Plain-English summary
Central Admixture Pharmacy Services, Inc. is recalling 5,627 bags of epinephrine added to dextrose 5% (4 mg/250 mL) with NDC 71285-7018-1. The product is a sterile injectable medication distributed nationwide in the USA.
The recall was initiated following an FDA inspection that raised questions about whether the sterility of the product could be assured. Sterile injectable medications must maintain strict sterility standards to ensure safety.

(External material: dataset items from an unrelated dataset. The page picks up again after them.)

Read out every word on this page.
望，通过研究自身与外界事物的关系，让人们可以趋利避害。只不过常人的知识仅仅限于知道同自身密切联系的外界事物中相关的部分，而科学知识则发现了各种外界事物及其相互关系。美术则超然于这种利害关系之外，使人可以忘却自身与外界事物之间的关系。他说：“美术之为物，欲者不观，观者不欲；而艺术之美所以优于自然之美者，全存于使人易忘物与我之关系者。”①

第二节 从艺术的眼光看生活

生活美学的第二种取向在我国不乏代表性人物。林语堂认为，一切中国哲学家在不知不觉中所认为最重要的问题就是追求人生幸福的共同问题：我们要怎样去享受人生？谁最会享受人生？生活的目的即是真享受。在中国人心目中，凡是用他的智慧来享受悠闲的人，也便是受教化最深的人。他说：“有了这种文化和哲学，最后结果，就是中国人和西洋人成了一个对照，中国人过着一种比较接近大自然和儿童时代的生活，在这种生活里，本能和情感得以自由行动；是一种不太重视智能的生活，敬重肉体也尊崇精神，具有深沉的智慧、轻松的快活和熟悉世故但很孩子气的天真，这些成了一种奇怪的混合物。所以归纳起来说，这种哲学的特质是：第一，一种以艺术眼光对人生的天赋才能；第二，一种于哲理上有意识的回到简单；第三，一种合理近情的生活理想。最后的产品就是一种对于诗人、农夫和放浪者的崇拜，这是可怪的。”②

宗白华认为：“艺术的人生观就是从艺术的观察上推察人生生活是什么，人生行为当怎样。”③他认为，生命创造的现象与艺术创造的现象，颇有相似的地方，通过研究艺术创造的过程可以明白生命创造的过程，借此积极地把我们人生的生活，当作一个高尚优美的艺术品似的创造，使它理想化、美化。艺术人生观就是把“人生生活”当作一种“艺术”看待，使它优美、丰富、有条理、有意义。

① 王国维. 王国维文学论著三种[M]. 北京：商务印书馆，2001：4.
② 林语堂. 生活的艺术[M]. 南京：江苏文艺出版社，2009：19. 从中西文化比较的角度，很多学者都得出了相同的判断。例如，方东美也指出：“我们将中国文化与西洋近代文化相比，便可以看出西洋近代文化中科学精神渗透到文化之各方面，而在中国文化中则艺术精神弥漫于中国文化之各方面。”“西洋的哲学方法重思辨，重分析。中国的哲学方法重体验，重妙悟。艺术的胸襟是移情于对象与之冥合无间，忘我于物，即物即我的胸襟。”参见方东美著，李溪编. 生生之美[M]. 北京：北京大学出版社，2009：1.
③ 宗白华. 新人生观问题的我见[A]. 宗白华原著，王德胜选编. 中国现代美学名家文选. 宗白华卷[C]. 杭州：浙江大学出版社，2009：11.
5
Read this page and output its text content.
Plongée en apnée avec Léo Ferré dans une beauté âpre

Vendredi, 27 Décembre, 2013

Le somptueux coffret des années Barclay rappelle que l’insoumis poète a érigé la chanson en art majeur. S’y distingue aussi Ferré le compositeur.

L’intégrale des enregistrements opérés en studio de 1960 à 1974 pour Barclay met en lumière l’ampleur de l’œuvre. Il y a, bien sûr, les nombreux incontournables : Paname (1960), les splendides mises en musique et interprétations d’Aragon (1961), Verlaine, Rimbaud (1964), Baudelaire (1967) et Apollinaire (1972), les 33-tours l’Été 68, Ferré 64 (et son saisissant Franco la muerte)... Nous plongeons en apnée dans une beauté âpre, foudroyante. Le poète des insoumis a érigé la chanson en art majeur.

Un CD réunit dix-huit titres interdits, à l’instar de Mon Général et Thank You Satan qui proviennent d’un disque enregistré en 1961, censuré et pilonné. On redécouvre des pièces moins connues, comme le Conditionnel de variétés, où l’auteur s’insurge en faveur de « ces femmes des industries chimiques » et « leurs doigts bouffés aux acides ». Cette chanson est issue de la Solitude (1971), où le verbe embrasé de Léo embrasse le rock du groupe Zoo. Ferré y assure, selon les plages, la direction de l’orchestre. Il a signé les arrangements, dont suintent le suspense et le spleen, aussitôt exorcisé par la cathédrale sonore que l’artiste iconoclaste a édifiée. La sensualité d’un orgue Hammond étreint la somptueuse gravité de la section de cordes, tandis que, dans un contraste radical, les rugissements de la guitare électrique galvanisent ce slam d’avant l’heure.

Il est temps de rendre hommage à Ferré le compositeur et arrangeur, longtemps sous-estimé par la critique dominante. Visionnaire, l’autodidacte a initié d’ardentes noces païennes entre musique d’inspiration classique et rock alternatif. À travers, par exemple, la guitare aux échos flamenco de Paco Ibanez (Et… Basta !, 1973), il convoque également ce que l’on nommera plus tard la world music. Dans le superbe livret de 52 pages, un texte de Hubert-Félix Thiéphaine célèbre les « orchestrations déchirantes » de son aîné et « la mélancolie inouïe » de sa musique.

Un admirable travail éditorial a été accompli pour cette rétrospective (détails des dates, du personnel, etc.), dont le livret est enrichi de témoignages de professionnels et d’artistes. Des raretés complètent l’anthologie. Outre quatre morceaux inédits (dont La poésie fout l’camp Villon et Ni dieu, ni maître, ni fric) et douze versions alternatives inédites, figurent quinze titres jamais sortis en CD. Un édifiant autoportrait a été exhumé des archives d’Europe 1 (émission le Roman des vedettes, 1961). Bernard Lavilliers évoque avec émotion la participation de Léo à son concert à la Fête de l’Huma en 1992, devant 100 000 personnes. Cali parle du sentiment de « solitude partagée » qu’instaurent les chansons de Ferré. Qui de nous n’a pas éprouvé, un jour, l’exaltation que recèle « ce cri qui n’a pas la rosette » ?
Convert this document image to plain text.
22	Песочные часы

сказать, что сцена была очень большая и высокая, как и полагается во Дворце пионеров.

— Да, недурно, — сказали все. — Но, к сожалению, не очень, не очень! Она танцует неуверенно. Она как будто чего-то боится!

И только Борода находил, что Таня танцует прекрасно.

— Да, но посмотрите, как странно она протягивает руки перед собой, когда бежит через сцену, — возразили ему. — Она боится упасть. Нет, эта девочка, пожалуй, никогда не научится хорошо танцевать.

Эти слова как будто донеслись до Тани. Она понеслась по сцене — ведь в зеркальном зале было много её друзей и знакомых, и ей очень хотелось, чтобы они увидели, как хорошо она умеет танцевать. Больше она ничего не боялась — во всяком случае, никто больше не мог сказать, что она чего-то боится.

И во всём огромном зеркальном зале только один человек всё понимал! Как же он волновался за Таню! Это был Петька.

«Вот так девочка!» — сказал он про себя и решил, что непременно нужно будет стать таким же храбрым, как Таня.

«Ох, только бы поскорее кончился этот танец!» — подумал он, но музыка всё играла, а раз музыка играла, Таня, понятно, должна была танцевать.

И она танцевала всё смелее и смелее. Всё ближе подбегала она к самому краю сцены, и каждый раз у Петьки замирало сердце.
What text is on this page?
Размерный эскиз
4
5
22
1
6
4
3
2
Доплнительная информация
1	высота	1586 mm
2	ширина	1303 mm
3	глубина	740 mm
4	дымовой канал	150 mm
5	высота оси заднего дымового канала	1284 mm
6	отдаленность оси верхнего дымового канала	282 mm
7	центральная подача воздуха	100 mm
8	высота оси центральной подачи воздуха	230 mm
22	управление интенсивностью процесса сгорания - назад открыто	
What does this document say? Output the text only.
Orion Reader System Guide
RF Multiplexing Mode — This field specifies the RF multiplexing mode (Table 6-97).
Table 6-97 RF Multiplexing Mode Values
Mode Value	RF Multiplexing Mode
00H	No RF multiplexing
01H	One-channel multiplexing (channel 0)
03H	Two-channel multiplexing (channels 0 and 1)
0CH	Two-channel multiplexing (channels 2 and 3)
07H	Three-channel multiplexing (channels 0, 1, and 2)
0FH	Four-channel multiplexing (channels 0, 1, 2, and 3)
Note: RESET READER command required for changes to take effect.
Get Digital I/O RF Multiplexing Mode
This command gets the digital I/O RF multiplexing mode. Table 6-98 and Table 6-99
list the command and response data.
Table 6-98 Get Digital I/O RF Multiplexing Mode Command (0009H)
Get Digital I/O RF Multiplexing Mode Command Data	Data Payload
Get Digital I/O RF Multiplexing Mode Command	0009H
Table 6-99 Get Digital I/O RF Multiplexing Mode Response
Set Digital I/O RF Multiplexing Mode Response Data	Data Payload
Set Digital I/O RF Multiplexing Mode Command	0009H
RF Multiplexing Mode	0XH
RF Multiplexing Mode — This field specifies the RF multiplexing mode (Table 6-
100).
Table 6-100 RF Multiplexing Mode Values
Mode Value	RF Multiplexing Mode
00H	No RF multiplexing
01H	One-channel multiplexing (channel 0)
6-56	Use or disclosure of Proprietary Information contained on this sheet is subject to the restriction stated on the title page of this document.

Healthcare facilities and providers that have received affected lots should discontinue use immediately. The affected lot numbers and expiration dates are: 37-883218 (04/30/2023), 37-885235 (05/08/2023), 37-885923 (05/10/2023), 37-889050 (05/23/2023), 37-890053 and 37-890054 (05/28/2023), 37-891439 and 37-891441 (06/01/2023), 37-892500 (06/06/2023), 37-894308 (06/13/2023), 37-896125 (06/20/2023), 37-896926 (06/22/2023), and 37-900396 (07/06/2023).
The recalled product
- Product
- EPINEPHrine added to dextrose 5%, 4 mg/250 mL* (16 mcg/mL), 250 mL per bag, Rx only, Central Admixture Pharmacy Services, Inc., 6580 Snowdrift Rd., Ste 100, Allentown, PA 18106, NDC 71285-7018-1.
- Manufacturer
- Central Admixture Pharmacy Services, Inc.
- Category
- Drug — Sterile Injectable
- Hazard
- sterility-assurance-failure
Is your product affected?
Check your packaging against the codes below. If any of them match, the product is part of this recall.
Lot numbers (20)
- Lot # 37-883218
- Exp 04/30/2023
- 37-885235
- Exp 05/08/2023
- 37-885923
- Exp 05/10/2023
- 37-889050
- Exp 05/23/2023
- 37-890053
- 37-890054
- Exp 05/28/2023
- 37-891439
- 37-891441
- Exp 06/01/2023
- 37-892500
- Exp 06/06/2023
- 37-894308
- Exp 06/13/2023
- 37-896125
- Exp 06/20/2023
Distribution
Distributed nationwide across the United States.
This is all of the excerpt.